Come immagini il futuro di no pain no gain Roma?

«All’estero funziono molto, ma sempre perché in Italia sputamo nel piatto ‘ndo magnamo! Ma mo, pensa: da Milano a Palermo, le bellezze! Perché dobbiamo vergognarci dei nostri colori? Fuori dall’Italia, questa roba funziona! Quindi si, mi piacerebbe investire fuori, espandermi, ma vorrei tanto funzionasse anche qui! Perché la mia passione nasce qui, io sono innamorato del mio paese! Il risultato l’ho avuto con Roma! Perciò avevo disegnato un logo con un gladiatore, che si chiamava AmoR: volevo farci una mascotte per il negozio, che poi m’hanno portato via, che resta in cantiere.
Sogno, mi piace sognare un negozio con una bella insegna in ferro, dei commessi, all’interno, competenti ché quello che ti stanno vendendo lo usano anche loro! E poi uno schermo, con Rocky, con una bella playlist sotto (amo gli ACDC).

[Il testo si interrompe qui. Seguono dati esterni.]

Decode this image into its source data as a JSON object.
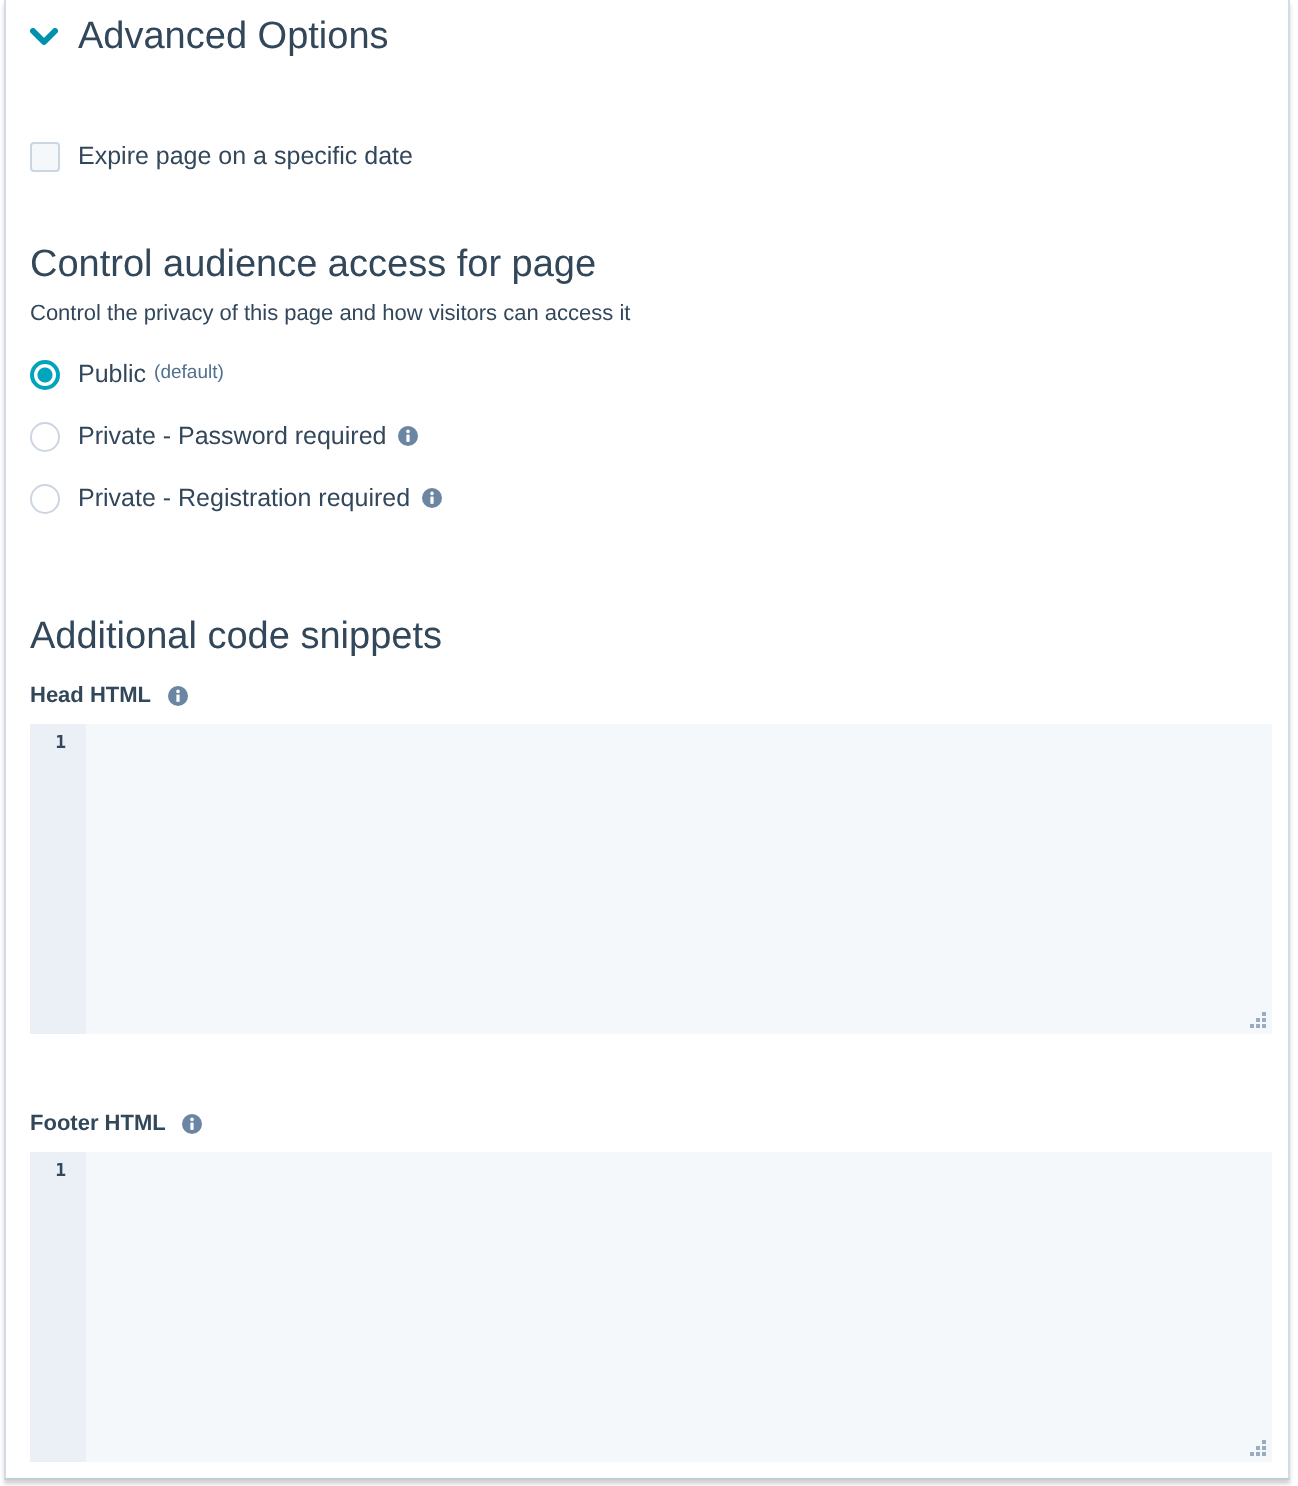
{
  "section": {
    "title": "Advanced Options",
    "expanded": true
  },
  "expire_option": {
    "label": "Expire page on a specific date",
    "checked": false
  },
  "audience": {
    "heading": "Control audience access for page",
    "description": "Control the privacy of this page and how visitors can access it",
    "options": [
      {
        "label": "Public",
        "note": "(default)",
        "info": false,
        "selected": true
      },
      {
        "label": "Private - Password required",
        "info": true,
        "selected": false
      },
      {
        "label": "Private - Registration required",
        "info": true,
        "selected": false
      }
    ]
  },
  "snippets": {
    "heading": "Additional code snippets",
    "editors": [
      {
        "label": "Head HTML",
        "line_numbers": [
          "1"
        ]
      },
      {
        "label": "Footer HTML",
        "line_numbers": [
          "1"
        ]
      }
    ]
  }
}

Sono anche un appassionato di sociologia, ho studiato per fare tutto questo: i prezzi sono accessibili, ho capito che potevo vendere la qualità, ma senza esagerare, perché tanto pure in Europa stanno come noi: prendono Ryaner a 9 euro pe’ veni’ in Italia, quanti soldi pensi che hanno in tasca?! Ho osservato tanto, e tutti i competitor, per arrivare al mio risultato! Non ho fatto come fanno molti, cioè tirare fuori un brand e pubblicizzarlo, facendo più comunicazione che prodotto o utilizzando personaggi che poco c’entrano!»